More phone calls. Thanksgiving comes. And goes. I tell UPS that if it can't be found and delivered by Monday, it has to go back to California because there will be no one to sign for it. I tell the same to a concerned representative from wine.com. On Monday I learn that the package was never delivered. That it was the driver's name we were discussing, and that the driver has tried to deliver twice but has been unable to find the address. He was also unable to use a telephone, it seems, since he had our phone number but never called.

So the wine went back to California and the purchase was voided.

The Achilles Heel of e-commerce is, quite literally, 'where the rubber hits the road.'--- unless the truck driver knows what he is doing and where he is driving, there will be problems.

This problem is not unique to UPS or another lovable quirk of "the city different." A few weeks ago FDX delivered a package for my wife to a stranger four doors away.

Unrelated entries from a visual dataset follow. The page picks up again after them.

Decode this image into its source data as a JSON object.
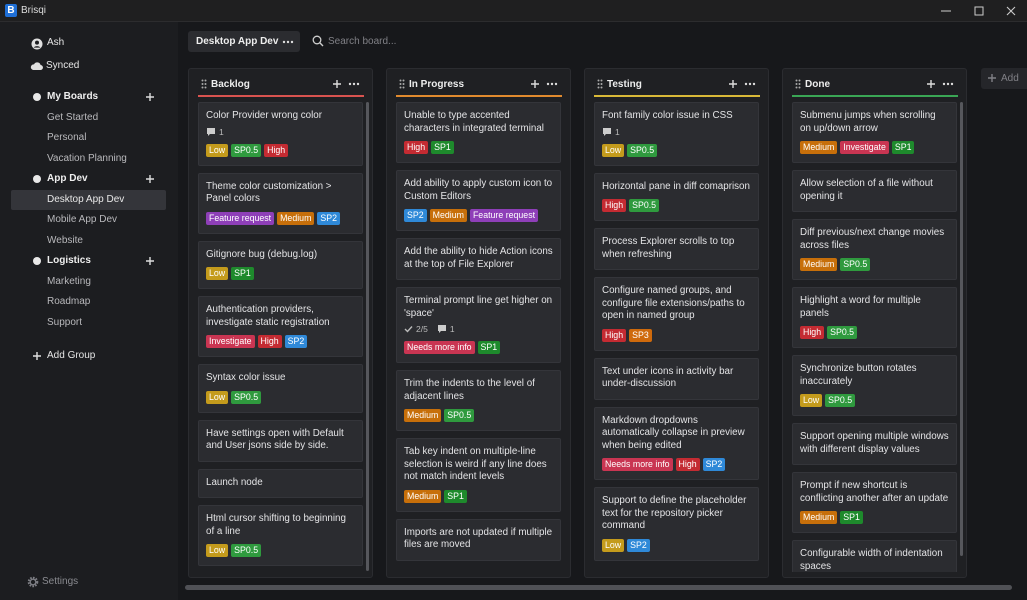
{
  "app": {
    "logo": "B",
    "title": "Brisqi"
  },
  "sidebar": {
    "user": "Ash",
    "sync": "Synced",
    "groups": [
      {
        "name": "My Boards",
        "boards": [
          {
            "label": "Get Started"
          },
          {
            "label": "Personal"
          },
          {
            "label": "Vacation Planning"
          }
        ]
      },
      {
        "name": "App Dev",
        "boards": [
          {
            "label": "Desktop App Dev",
            "active": true
          },
          {
            "label": "Mobile App Dev"
          },
          {
            "label": "Website"
          }
        ]
      },
      {
        "name": "Logistics",
        "boards": [
          {
            "label": "Marketing"
          },
          {
            "label": "Roadmap"
          },
          {
            "label": "Support"
          }
        ]
      }
    ],
    "add_group": "Add Group",
    "settings": "Settings"
  },
  "header": {
    "board": "Desktop App Dev",
    "search_placeholder": "Search board..."
  },
  "add_list": "Add",
  "columns": [
    {
      "title": "Backlog",
      "color": "#d9534f",
      "cards": [
        {
          "title": "Color Provider wrong color",
          "comments": "1",
          "tags": [
            {
              "label": "Low",
              "color": "#c49b1c"
            },
            {
              "label": "SP0.5",
              "color": "#2f9a3e"
            },
            {
              "label": "High",
              "color": "#c42b32"
            }
          ]
        },
        {
          "title": "Theme color customization > Panel colors",
          "tags": [
            {
              "label": "Feature request",
              "color": "#8e3fb8"
            },
            {
              "label": "Medium",
              "color": "#c76f0a"
            },
            {
              "label": "SP2",
              "color": "#2f89d8"
            }
          ]
        },
        {
          "title": "Gitignore bug (debug.log)",
          "tags": [
            {
              "label": "Low",
              "color": "#c49b1c"
            },
            {
              "label": "SP1",
              "color": "#1e8a2c"
            }
          ]
        },
        {
          "title": "Authentication providers, investigate static registration",
          "tags": [
            {
              "label": "Investigate",
              "color": "#c93552"
            },
            {
              "label": "High",
              "color": "#c42b32"
            },
            {
              "label": "SP2",
              "color": "#2f89d8"
            }
          ]
        },
        {
          "title": "Syntax color issue",
          "tags": [
            {
              "label": "Low",
              "color": "#c49b1c"
            },
            {
              "label": "SP0.5",
              "color": "#2f9a3e"
            }
          ]
        },
        {
          "title": "Have settings open with Default and User jsons side by side."
        },
        {
          "title": "Launch node"
        },
        {
          "title": "Html cursor shifting to beginning of a line",
          "tags": [
            {
              "label": "Low",
              "color": "#c49b1c"
            },
            {
              "label": "SP0.5",
              "color": "#2f9a3e"
            }
          ]
        }
      ]
    },
    {
      "title": "In Progress",
      "color": "#e08a2e",
      "cards": [
        {
          "title": "Unable to type accented characters in integrated terminal",
          "tags": [
            {
              "label": "High",
              "color": "#c42b32"
            },
            {
              "label": "SP1",
              "color": "#1e8a2c"
            }
          ]
        },
        {
          "title": "Add ability to apply custom icon to Custom Editors",
          "tags": [
            {
              "label": "SP2",
              "color": "#2f89d8"
            },
            {
              "label": "Medium",
              "color": "#c76f0a"
            },
            {
              "label": "Feature request",
              "color": "#8e3fb8"
            }
          ]
        },
        {
          "title": "Add the ability to hide Action icons at the top of File Explorer"
        },
        {
          "title": "Terminal prompt line get higher on 'space'",
          "checklist": "2/5",
          "comments": "1",
          "tags": [
            {
              "label": "Needs more info",
              "color": "#c93552"
            },
            {
              "label": "SP1",
              "color": "#1e8a2c"
            }
          ]
        },
        {
          "title": "Trim the indents to the level of adjacent lines",
          "tags": [
            {
              "label": "Medium",
              "color": "#c76f0a"
            },
            {
              "label": "SP0.5",
              "color": "#2f9a3e"
            }
          ]
        },
        {
          "title": "Tab key indent on multiple-line selection is weird if any line does not match indent levels",
          "tags": [
            {
              "label": "Medium",
              "color": "#c76f0a"
            },
            {
              "label": "SP1",
              "color": "#1e8a2c"
            }
          ]
        },
        {
          "title": "Imports are not updated if multiple files are moved"
        }
      ]
    },
    {
      "title": "Testing",
      "color": "#d9b938",
      "cards": [
        {
          "title": "Font family color issue in CSS",
          "comments": "1",
          "tags": [
            {
              "label": "Low",
              "color": "#c49b1c"
            },
            {
              "label": "SP0.5",
              "color": "#2f9a3e"
            }
          ]
        },
        {
          "title": "Horizontal pane in diff comaprison",
          "tags": [
            {
              "label": "High",
              "color": "#c42b32"
            },
            {
              "label": "SP0.5",
              "color": "#2f9a3e"
            }
          ]
        },
        {
          "title": "Process Explorer scrolls to top when refreshing"
        },
        {
          "title": "Configure named groups, and configure file extensions/paths to open in named group",
          "tags": [
            {
              "label": "High",
              "color": "#c42b32"
            },
            {
              "label": "SP3",
              "color": "#cf6a0c"
            }
          ]
        },
        {
          "title": "Text under icons in activity bar under-discussion"
        },
        {
          "title": "Markdown dropdowns automatically collapse in preview when being edited",
          "tags": [
            {
              "label": "Needs more info",
              "color": "#c93552"
            },
            {
              "label": "High",
              "color": "#c42b32"
            },
            {
              "label": "SP2",
              "color": "#2f89d8"
            }
          ]
        },
        {
          "title": "Support to define the placeholder text for the repository picker command",
          "tags": [
            {
              "label": "Low",
              "color": "#c49b1c"
            },
            {
              "label": "SP2",
              "color": "#2f89d8"
            }
          ]
        }
      ]
    },
    {
      "title": "Done",
      "color": "#3aa655",
      "cards": [
        {
          "title": "Submenu jumps when scrolling on up/down arrow",
          "tags": [
            {
              "label": "Medium",
              "color": "#c76f0a"
            },
            {
              "label": "Investigate",
              "color": "#c93552"
            },
            {
              "label": "SP1",
              "color": "#1e8a2c"
            }
          ]
        },
        {
          "title": "Allow selection of a file without opening it"
        },
        {
          "title": "Diff previous/next change movies across files",
          "tags": [
            {
              "label": "Medium",
              "color": "#c76f0a"
            },
            {
              "label": "SP0.5",
              "color": "#2f9a3e"
            }
          ]
        },
        {
          "title": "Highlight a word for multiple panels",
          "tags": [
            {
              "label": "High",
              "color": "#c42b32"
            },
            {
              "label": "SP0.5",
              "color": "#2f9a3e"
            }
          ]
        },
        {
          "title": "Synchronize button rotates inaccurately",
          "tags": [
            {
              "label": "Low",
              "color": "#c49b1c"
            },
            {
              "label": "SP0.5",
              "color": "#2f9a3e"
            }
          ]
        },
        {
          "title": "Support opening multiple windows with different display values"
        },
        {
          "title": "Prompt if new shortcut is conflicting another after an update",
          "tags": [
            {
              "label": "Medium",
              "color": "#c76f0a"
            },
            {
              "label": "SP1",
              "color": "#1e8a2c"
            }
          ]
        },
        {
          "title": "Configurable width of indentation spaces"
        }
      ]
    }
  ]
}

No note, nothing.  Contents of the package: $600 of fabric, a rush-order for one of my wife's interior design clients. (I have regularly suggested that the Burns manse needs a loading dock, not a front door.)

Again, the problem was the driver. It was that last mile, the actual delivery.

Is this representative of experience with UPS and FDX? I don't think so. They would not be growing as fast as they are if people were routinely vexed and disappointed by their service.

But that isn't the point. It only takes a few errors to lose all the time Internet commerce promises to save.